Fecha: 28 de Octubre de 2015

Tribunal: AP - Madrid

Ponente: HIDALGO ABIA, MIGUEL

Nº de sentencia: 717/2015

Núm. Cendoj: 28079370162015100715


Encabezamiento

Sección nº 16 de la Audiencia Provincial de Madrid

C/ de Santiago de Compostela, 96 , Planta 8 - 28035

Teléfono: 914934586,914934588

Fax: 914934587

REC ATP

37051540

N.I.G.: 28.079.00.1-2015/0029164

251658240

Apelación Sentencias Procedimiento Abreviado 1601/2015 RAA

Origen: Juzgado de lo Penal nº 03 de Madrid

Procedimiento Abreviado 413/2011

Apelante: D. /Dña. Candido

Procurador D. /Dña. MARIA SONIA ESQUERDO VILLODRES

Letrado D. /Dña. MARIA ANGELES CARNICER MALAX-ECHEVARRIA

Apelado: D. /Dña. MINISTERIO FISCAL

Rollo de Apelación nº 1601/2015 RAA

PROCEDIMIENTO ABREVIADO Nº 413/11

Juzgado de lo Penal 3 de Madrid

SENTENCIA Nº 717/2015

AUDIENCIA PROVINCIAL DE MADRID

Sección 16ª

Ilmo. /as. Sr. /as:

D. MIGUEL HIDALGO ABIA (Presidente)

Dª. MARÍA TERESA RUBIO CABRERO

Dª. MARÍA CRUZ ÁLVARO LÓPEZ

En Madrid, a veintiocho de octubre de dos mil quince

Vistas, en segunda instancia, ante la Sección XVI de esta Audiencia Provincial, las diligencias del Procedimiento Abreviado 413/14, procedentes del Juzgado de lo Penal 3 de Madrid, seguidas por delito contra la seguridad del tráfico, venidas al conocimiento de esta Sección en virtud del recurso de apelación que autoriza el artículo 796.1 de la Ley de Enjuiciamiento Criminal , interpuesto en tiempo y forma por la procuradora doña María Sonia Esquerdo Villodres, en representación de Candido , contra la sentencia pronunciada por la Ilma. Sra. Magistrado Juez del Juzgado de lo Penal 3 de Madrid, con fecha 10/8/2015 ; habiendo sido partes en la sustanciación del recurso dicho apelante y como parte apelada el Ministerio Fiscal; siendo Ponente el ilustrísimo señor Magistrado don MIGUEL HIDALGO ABIA, Presidente de esta Sala.

Antecedentes

PRIMERO.- La indicada sentencia, de la que se acepta su relación de trámites como tales antecedentes, contiene parte dispositiva del tenor literal siguiente:

FALLO:'Que debo condenar y condeno a Candido como autor de un delito contra la seguridad del tráfico por conducción bajo influencia de bebidas alcohólicas, ya definido, con la concurrencia de la atenuante de dilacioens indebidas, a la pena de SEIS MESES DE MULTA con una cuota diaria de seis euros, con responsabilidad personal subsidiaria de un día de privación de libertad por cada dos cuotas impagadas, y UN AÑO Y UN DÍA DE PRIVACIÓ NDEL DERECHO A CONDUCIR VEHÍCULOS A MOTOR Y CICLOMOTRES y al abono de las costas causadas en este procedimiento.'

SEGUNDO.- Contra la anterior resolución por la procuradora doña María Sonia Esquerdo Villodres, en representación de Candido , se interpuso recurso de apelación y admitido a trámite dicho recurso, fueron elevadas las actuaciones ante esta Audiencia Provincial, señalándose hora y día para su deliberación.

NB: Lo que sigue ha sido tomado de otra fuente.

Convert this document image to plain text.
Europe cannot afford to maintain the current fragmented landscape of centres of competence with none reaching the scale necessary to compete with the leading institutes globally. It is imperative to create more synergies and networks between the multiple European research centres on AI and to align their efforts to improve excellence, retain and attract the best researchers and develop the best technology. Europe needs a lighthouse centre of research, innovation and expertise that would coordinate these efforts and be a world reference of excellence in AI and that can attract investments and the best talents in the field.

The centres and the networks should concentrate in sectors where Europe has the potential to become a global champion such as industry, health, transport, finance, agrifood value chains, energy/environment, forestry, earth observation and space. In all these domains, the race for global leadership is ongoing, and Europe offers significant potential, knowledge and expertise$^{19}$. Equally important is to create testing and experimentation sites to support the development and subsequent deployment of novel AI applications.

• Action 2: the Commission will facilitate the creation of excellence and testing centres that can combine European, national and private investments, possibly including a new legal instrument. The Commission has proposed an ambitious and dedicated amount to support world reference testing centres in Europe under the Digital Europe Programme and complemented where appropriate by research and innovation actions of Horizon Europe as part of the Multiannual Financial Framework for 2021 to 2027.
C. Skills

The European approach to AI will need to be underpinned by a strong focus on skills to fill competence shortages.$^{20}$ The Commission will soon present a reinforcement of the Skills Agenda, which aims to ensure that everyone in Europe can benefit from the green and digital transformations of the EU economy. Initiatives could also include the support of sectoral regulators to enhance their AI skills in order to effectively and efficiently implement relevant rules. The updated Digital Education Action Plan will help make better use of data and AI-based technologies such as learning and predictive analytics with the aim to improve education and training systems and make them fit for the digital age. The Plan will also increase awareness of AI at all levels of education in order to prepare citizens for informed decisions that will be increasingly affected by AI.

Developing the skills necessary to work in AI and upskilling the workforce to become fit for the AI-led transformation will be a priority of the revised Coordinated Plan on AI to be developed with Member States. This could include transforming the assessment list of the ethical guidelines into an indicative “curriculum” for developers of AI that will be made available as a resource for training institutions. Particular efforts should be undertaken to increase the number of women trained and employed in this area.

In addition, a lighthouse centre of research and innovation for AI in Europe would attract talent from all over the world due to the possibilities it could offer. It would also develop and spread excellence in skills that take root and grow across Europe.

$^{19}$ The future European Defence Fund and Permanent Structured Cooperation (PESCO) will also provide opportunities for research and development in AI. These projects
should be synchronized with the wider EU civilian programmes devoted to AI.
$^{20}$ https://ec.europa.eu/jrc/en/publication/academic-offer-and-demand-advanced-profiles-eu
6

TERCERO.- En la tramitación del recurso se han cumplido las prescripciones legales.


Se aceptan los que como tales figuran en la sentencia de instancia.


Fundamentos

PRIMERO.- El recurrente discrepa con la valoración de la prueba realizada por el Juzgado de lo Penal en la sentencia recurrida, alegando vulneración del principio de presunción de inocencia, interesando su libre absolución y subsidiariamente la reducción de la pena y cuota de multa.

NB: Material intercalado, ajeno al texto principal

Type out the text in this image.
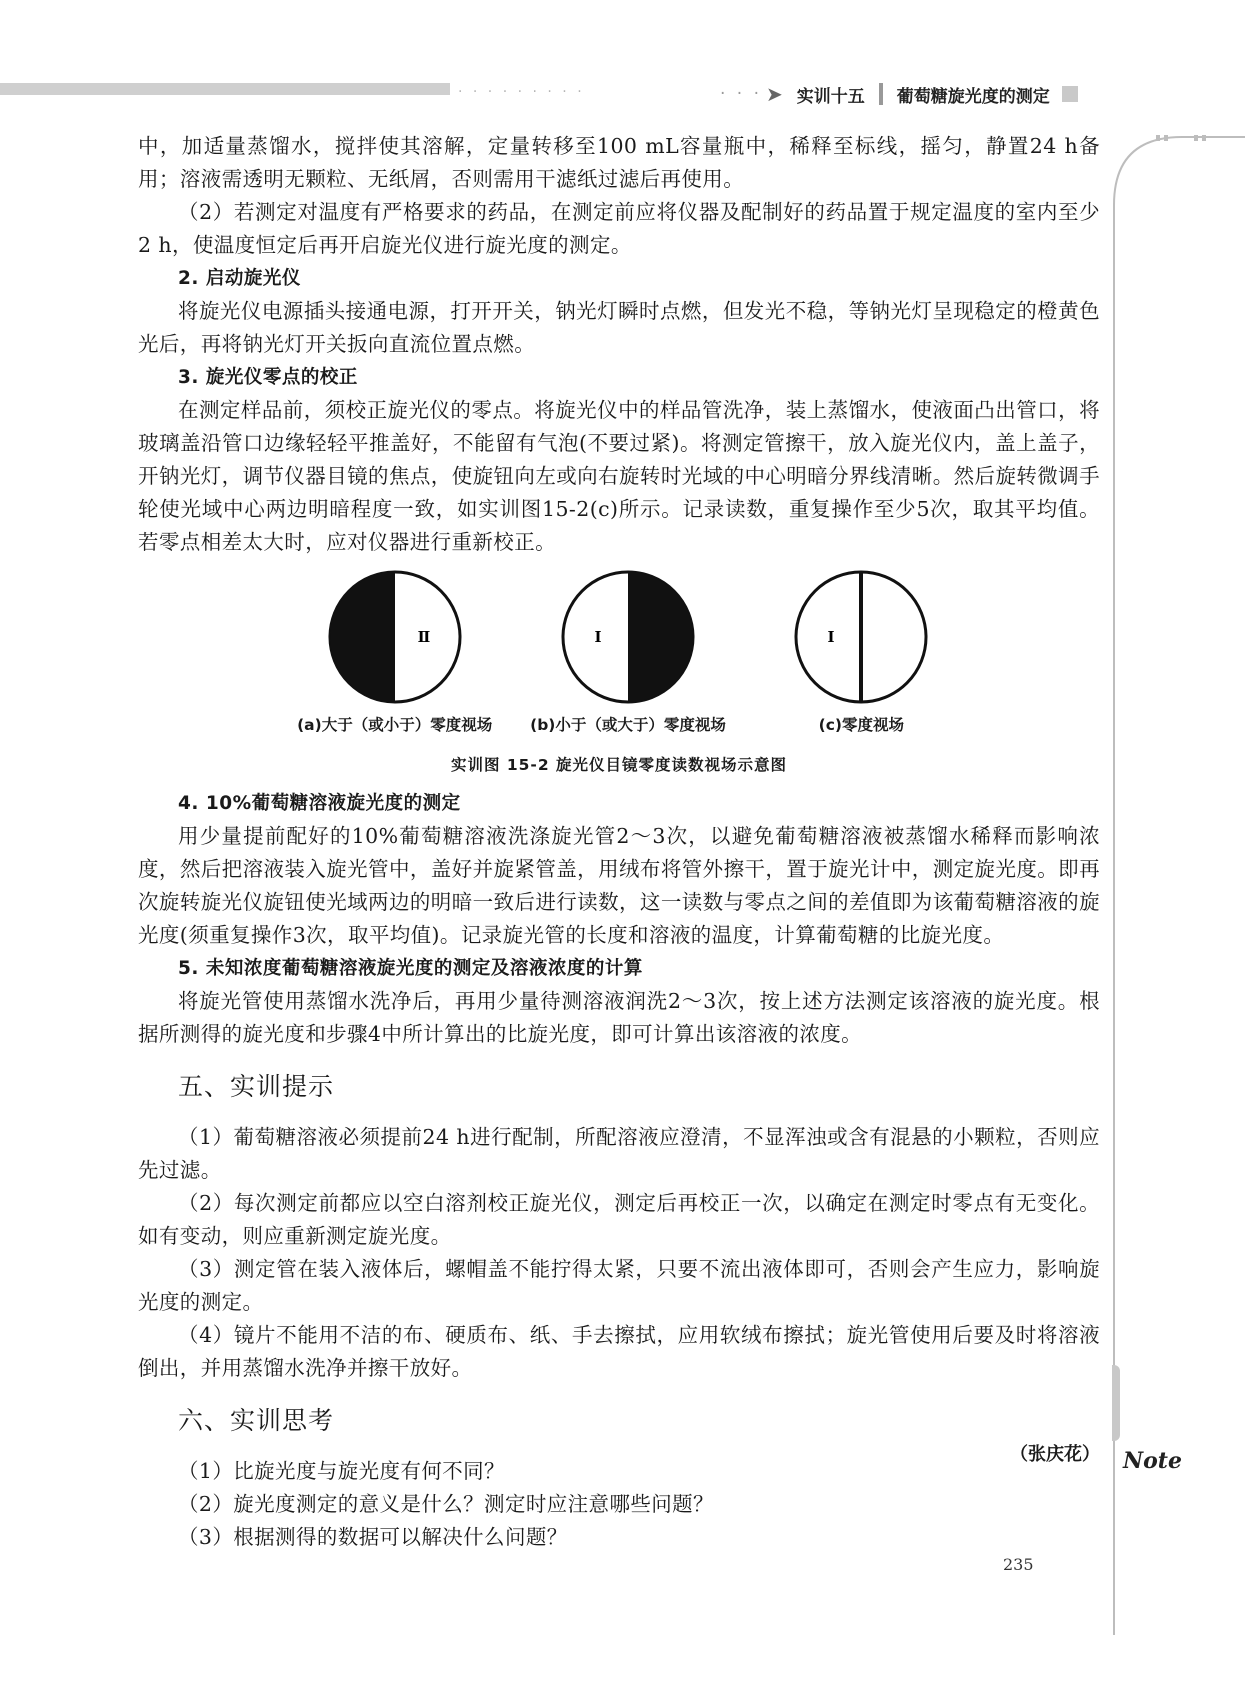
· · · · · · · · ·	· · · ➤ 实训十五 葡萄糖旋光度的测定

中，加适量蒸馏水，搅拌使其溶解，定量转移至100 mL容量瓶中，稀释至标线，摇匀，静置24 h备用；溶液需透明无颗粒、无纸屑，否则需用干滤纸过滤后再使用。

（2）若测定对温度有严格要求的药品，在测定前应将仪器及配制好的药品置于规定温度的室内至少2 h，使温度恒定后再开启旋光仪进行旋光度的测定。

2. 启动旋光仪

将旋光仪电源插头接通电源，打开开关，钠光灯瞬时点燃，但发光不稳，等钠光灯呈现稳定的橙黄色光后，再将钠光灯开关扳向直流位置点燃。

3. 旋光仪零点的校正

在测定样品前，须校正旋光仪的零点。将旋光仪中的样品管洗净，装上蒸馏水，使液面凸出管口，将玻璃盖沿管口边缘轻轻平推盖好，不能留有气泡(不要过紧)。将测定管擦干，放入旋光仪内，盖上盖子，开钠光灯，调节仪器目镜的焦点，使旋钮向左或向右旋转时光域的中心明暗分界线清晰。然后旋转微调手轮使光域中心两边明暗程度一致，如实训图15-2(c)所示。记录读数，重复操作至少5次，取其平均值。若零点相差太大时，应对仪器进行重新校正。

Ⅱ
(a)大于（或小于）零度视场
Ⅰ
(b)小于（或大于）零度视场
Ⅰ
(c)零度视场
实训图 15-2 旋光仪目镜零度读数视场示意图
4. 10%葡萄糖溶液旋光度的测定

用少量提前配好的10%葡萄糖溶液洗涤旋光管2～3次，以避免葡萄糖溶液被蒸馏水稀释而影响浓度，然后把溶液装入旋光管中，盖好并旋紧管盖，用绒布将管外擦干，置于旋光计中，测定旋光度。即再次旋转旋光仪旋钮使光域两边的明暗一致后进行读数，这一读数与零点之间的差值即为该葡萄糖溶液的旋光度(须重复操作3次，取平均值)。记录旋光管的长度和溶液的温度，计算葡萄糖的比旋光度。

5. 未知浓度葡萄糖溶液旋光度的测定及溶液浓度的计算

将旋光管使用蒸馏水洗净后，再用少量待测溶液润洗2～3次，按上述方法测定该溶液的旋光度。根据所测得的旋光度和步骤4中所计算出的比旋光度，即可计算出该溶液的浓度。

五、实训提示

（1）葡萄糖溶液必须提前24 h进行配制，所配溶液应澄清，不显浑浊或含有混悬的小颗粒，否则应先过滤。

（2）每次测定前都应以空白溶剂校正旋光仪，测定后再校正一次，以确定在测定时零点有无变化。如有变动，则应重新测定旋光度。

（3）测定管在装入液体后，螺帽盖不能拧得太紧，只要不流出液体即可，否则会产生应力，影响旋光度的测定。

（4）镜片不能用不洁的布、硬质布、纸、手去擦拭，应用软绒布擦拭；旋光管使用后要及时将溶液倒出，并用蒸馏水洗净并擦干放好。

六、实训思考

（1）比旋光度与旋光度有何不同？

（2）旋光度测定的意义是什么？测定时应注意哪些问题？

（3）根据测得的数据可以解决什么问题？

（张庆花） Note
235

'Aunque la fijación de los hechos y la valoración de los medios de prueba corresponde, en principio, al Juez de instancia, también el Juez o Tribunal de apelación puede valorar las pruebas practicadas en primera instancia, así como examinar y corregir la ponderación llevada a cabo por el Juez, dado que el recurso de apelación otorga plenas facultades al Juez o Tribunal ad quem para resolver cuantas cuestiones se le planteasen, sean de hecho o de derecho, por tratarse de un recurso ordinario que permite un novum judicium' ( Sentencia del Tribunal Constitucional de fecha 29/11/1.990 ).

No obstante, si bien el Tribunal de apelación tiene plenas facultades para conocer en su totalidad lo actuado, no es menos cierto que el principio de inmediación impone que haya que dar como verídicos los hechos que el Juez de Instrucción ha declarado probados en la sentencia apelada, cuando no existe manifiesto y patente error en la apreciación de la prueba o cuando los hechos probados resulten incompletos, incongruentes o contradictorios en sí mismos o finalmente cuando hayan sido desvirtuados por alguna prueba que se haya realizado en la segunda instancia.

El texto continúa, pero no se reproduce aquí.